4
$\begingroup$

I solved y^2=y' with the initial condition that $y(0)=1$, and I got $\displaystyle y(x)=\frac{1}{1-x}$.

My book says it's only the portion of this function from $-\infty$ to $1$ that counts.

I don't understand why?

Now, if the initial condition were $y(2)=-1$, would that make it the portion from $1$ to $+\infty$?

What if both initial conditions were given?

  • 0
    @Christian: ah, thanks for the correction.2011-06-02

1 Answers 1

2

Let us look at a more familiar problem. We want to find a function $y$ such that $\frac{dy}{dt}=-\frac{1}{(t-3)^2} \qquad \text{and} \qquad y(4)=17$

Integrate. If we do it in the familiar first year calculus way, we get $1/(t-3)+C$. To evaluate $C$, put $t=4$. Quickly we get $y(t)=-1/(t-3)+18$.

For what $t$ is this correct? I claim that it is only for $t >3$. To see why, assume that $y$ represents the displacement of a particle at time $t$. Then $\frac{dy}{dt}$ represents its velocity.

The velocity (and displacement) are not defined at time $t=3$. From the information that the velocity at any time $t\ne 3$ is $-1/(t-3)^2$, and the information that the displacement at $t=4$ is $17$, we can find the displacement at any time $t>3$.

But we cannot go backwards past the singularity at time $t=3$ to reach any conclusion about displacement at any time $t<3$.

Similarly, if we had been told the displacement at say $t=1$, we could find the displacement at any time $t<3$, but we could get no information about $t>3$.
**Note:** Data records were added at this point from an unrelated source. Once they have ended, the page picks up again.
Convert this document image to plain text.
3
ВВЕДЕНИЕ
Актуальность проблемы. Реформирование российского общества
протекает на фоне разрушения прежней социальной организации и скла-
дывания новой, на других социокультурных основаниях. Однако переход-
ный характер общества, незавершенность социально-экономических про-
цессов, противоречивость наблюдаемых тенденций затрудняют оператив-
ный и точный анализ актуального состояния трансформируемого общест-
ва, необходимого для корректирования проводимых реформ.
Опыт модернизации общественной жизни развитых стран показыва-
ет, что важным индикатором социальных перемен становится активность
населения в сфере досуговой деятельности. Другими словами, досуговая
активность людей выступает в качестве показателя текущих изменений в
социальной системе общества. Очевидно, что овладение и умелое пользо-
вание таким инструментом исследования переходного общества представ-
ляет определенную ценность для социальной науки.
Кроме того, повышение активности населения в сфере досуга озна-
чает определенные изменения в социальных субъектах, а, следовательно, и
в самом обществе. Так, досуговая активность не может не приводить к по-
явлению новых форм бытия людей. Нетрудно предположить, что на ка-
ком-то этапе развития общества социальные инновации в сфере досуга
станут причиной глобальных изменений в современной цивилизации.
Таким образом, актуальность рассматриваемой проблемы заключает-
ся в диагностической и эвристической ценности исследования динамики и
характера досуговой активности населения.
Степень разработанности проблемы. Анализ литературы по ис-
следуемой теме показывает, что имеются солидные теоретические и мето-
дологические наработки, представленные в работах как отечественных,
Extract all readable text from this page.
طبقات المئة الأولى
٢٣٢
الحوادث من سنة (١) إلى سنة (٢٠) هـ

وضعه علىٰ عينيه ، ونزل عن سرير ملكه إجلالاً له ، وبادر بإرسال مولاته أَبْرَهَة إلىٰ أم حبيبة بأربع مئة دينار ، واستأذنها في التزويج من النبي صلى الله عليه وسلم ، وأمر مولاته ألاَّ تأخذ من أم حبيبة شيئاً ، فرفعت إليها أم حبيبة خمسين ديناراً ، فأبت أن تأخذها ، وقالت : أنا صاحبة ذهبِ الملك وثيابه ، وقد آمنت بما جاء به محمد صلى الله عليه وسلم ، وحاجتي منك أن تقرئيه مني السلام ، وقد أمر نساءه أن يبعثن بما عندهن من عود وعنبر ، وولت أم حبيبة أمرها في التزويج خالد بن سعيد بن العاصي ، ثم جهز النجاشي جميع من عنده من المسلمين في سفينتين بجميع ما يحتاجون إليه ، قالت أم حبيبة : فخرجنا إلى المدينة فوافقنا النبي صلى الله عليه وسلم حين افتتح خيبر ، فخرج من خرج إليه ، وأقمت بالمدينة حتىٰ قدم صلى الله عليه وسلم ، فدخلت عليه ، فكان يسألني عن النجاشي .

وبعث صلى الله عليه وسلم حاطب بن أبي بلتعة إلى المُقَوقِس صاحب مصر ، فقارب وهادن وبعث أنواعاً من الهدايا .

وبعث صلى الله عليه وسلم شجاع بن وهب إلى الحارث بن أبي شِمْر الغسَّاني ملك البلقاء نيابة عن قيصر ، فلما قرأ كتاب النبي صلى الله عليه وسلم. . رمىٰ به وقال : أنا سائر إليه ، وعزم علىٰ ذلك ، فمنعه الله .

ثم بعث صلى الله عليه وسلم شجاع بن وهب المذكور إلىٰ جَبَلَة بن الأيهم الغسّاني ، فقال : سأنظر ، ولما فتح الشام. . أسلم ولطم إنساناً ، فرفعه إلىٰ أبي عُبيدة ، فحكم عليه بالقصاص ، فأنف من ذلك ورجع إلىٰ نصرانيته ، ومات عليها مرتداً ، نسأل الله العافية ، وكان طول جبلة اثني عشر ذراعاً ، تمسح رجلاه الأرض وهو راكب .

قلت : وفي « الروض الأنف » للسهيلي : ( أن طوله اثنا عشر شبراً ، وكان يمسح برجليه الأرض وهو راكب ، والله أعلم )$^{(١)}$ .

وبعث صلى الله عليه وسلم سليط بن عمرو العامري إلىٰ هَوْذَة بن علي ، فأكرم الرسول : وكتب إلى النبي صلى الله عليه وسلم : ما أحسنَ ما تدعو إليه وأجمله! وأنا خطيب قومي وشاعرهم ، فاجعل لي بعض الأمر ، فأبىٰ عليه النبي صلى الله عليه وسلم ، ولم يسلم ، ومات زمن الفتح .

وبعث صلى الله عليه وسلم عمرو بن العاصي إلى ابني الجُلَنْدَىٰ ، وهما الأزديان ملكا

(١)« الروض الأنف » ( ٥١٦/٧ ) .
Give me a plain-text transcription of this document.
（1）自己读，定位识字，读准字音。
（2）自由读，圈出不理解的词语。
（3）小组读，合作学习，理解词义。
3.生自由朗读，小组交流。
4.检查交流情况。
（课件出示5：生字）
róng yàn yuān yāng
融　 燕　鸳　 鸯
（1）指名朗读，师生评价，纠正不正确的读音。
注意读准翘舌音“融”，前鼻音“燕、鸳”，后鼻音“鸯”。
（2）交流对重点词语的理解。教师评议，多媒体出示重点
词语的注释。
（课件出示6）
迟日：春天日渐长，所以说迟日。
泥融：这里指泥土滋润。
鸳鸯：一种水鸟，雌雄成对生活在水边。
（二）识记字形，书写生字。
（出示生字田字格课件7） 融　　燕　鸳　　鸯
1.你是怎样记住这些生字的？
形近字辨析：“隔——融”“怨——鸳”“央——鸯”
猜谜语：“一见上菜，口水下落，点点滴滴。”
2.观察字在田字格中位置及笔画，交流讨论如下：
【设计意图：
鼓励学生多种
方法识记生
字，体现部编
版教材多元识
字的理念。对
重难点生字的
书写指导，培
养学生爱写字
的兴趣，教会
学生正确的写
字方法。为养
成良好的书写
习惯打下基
If we want a "general" formula for the $\int\frac{-dt}{(t-3)^2}$ that holds for as wide a domain as possible, we would have to say that $y=-1/(t-3)+C_1$ for $t>3$ and $y=-1/(t-3)+C_2$ for $t<3$, where $C_1$ and $C_2$ are constants, possibly different constants.

But more usually we restrict the domain, and like in our example with the initial condition $y(4)=17$, we simply say that $y(t)=-1/(t-3)+18$ for $t>3$.

Roughly speaking the same sort of thing happens in your differential equation example. You presumably solved the equation by rewriting as $\frac{dy}{y^2}=dx$ then integrating, and applying the initial condition.

Look at what you got for $y$. It (and its derivative) blows up at $x=1$. So like in the integration problem I started with, initial information about $x=0$ can't give any knowledge about the function past its singularity at $x=1$.

Suppose now we take your suggested $y(2)=-1$. When solving the DE, we get $-1/y=x+C$, so $C=-1$, I hope. That gives $y=-1/(x-1)$, valid for $x>1$.

But change things to $y(2)=1$. We get $C=-3$. So the position of the singularity can be affected by the initial condition. (This cannot happen in simple integration examples.)